Буря бушевала до рассвета. Как ни пытались Маруся, Виталик и сам Модест Павлович успокоить Алевтину Климовну, ничего не получалась. Прежде сдержанная, не склонная к истерикам соседка словно взбесилась. Как скоро поняла Маруся, Модест Павлович просто смотрел телевизор – и ничего более, но Алевтина Климовна считала его теперь чуть ли не преступником.

– Я знала… я знала, что не стоило нам снова встречаться! Ты вовсе не тот человек, который мне нужен… Ты – чужой! – неистовствовала она. – Развод!

– Ах так?! – возмутился Модест Павлович. – Ну и ладно!

И, едва только наступило утро, он ушел из дома.

Так бесславно закончилась эта романтическая история, длившаяся более тридцати лет.

– Вот дела! – растерянно сказал потом Виталик Марусе. – Из-за такой ерунды…

– Наша Алевтина ненавидит подобные передачи, – напомнила Маруся.

– Чего она ревновала Модеста к этим девкам в телевизоре? – не понял Виталик.

– Ну, не только. Скорее ее рассердило, что Модест Павлович не испытывает такого же отвращения ко всякому проявлению физиологии. Она ненавидит все, в чем есть хоть что-то животное… Низменные инстинкты!

– Зачем же она тогда замуж выходила? И вообще… Ведь никто эту физиологию еще не отменял! Мы все пока еще люди, а не эти… ангелы! – Виталик, зевая и почесывая живот, отправился на кухню – завтракать перед работой. – А что есть красота? Маруся, ты когда-нибудь думала о том, что красота – это понятие вовсе не отвлеченное? Взять, например, Кристину. Господи, сколько ж в ней этой красоты… – Он мечтательно вздохнул.

– Так скажи ей об этом!

– И вообще, что есть любовь? – Виталик с тех пор, как перестал думать о смерти, полюбил размышлять на возвышенные темы. – Разве можно отделить физиологию от романтики, а?..

– Один писатель устами своего героя сказал, что любовь – это удел избранных, – тихо произнесла Маруся. – У всех людей есть музыкальный слух, но у миллионов он, как у рыбы трески, и только один из этого миллиона – Бетховен… У всех есть право на любовь, но мало кто умеет это делать красиво. В основном какая-то ерунда и пошлость получается со скандалами, ревностью, еще черт знает с чем…

– Разве наша Алевтина не мечтала о всякой там романтике, не вспоминала каждый день о Модесте?

– Мечтала и вспоминала! Даже более того – она его любила. Да, она его по-настоящему любила! Но…

– Не дано? Нет у нее этого таланта, да? – Виталик вздохнул и с привычным треском почесал затылок. – Слушай, Маруся, а если и мне не дано? – вдруг озарило его. – Если я – как та самая треска, про которую ты только что сказала?!

– Это не я сказала, а писатель один! – с досадой поправила Маруся. – И вообще, чего ты мнешься? Возьми да проверь, чем всю жизнь мучиться, как Алевтина!

– Как проверить? – перепугался Виталик.

– Ты Кристину любишь? Любишь. Жениться на ней хочешь?

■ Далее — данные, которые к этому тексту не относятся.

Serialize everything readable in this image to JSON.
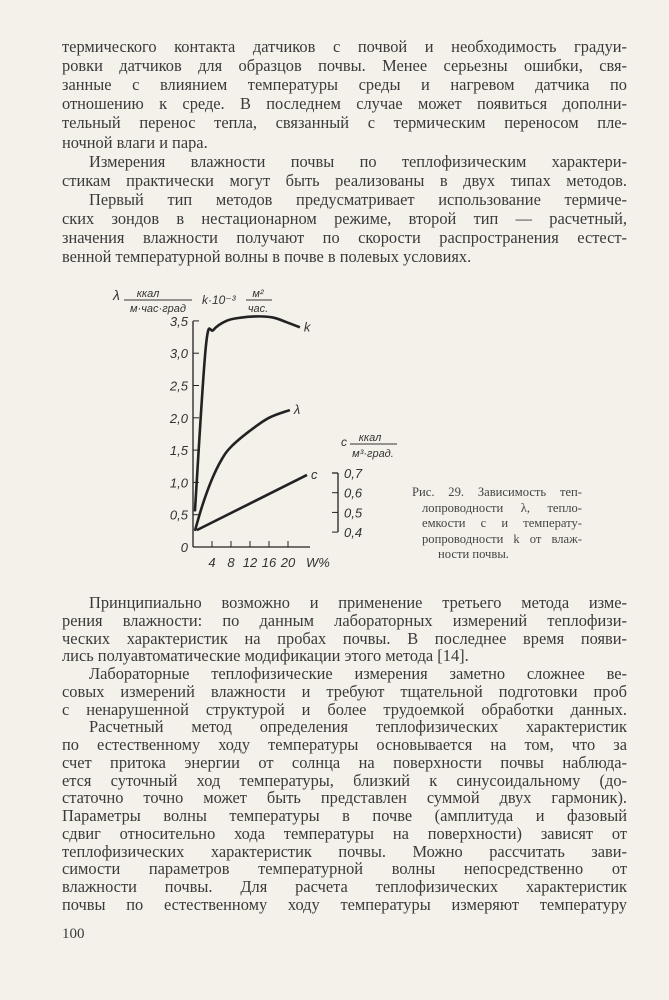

– Х-хочу… – робко пробормотал Виталик.

– Так возьми и сделай ей предложение! – рассердилась Маруся и прислушалась. – О, кажется, проснулся… Всю ночь спал, когда скандалили, а теперь проснулся…

Она бросилась к себе в комнату, совершенно забыв об Алевтине, Виталике и обо всем на свете.

А вечером сосед постучался к ней в дверь.

– Маруся, можно к тебе? – не дожидаясь приглашения, немедленно втиснулся в дверь. – Вот… что скажешь?

Маруся не поверила своим глазам: на Виталике был новый костюм. А также белоснежная рубашка и галстук!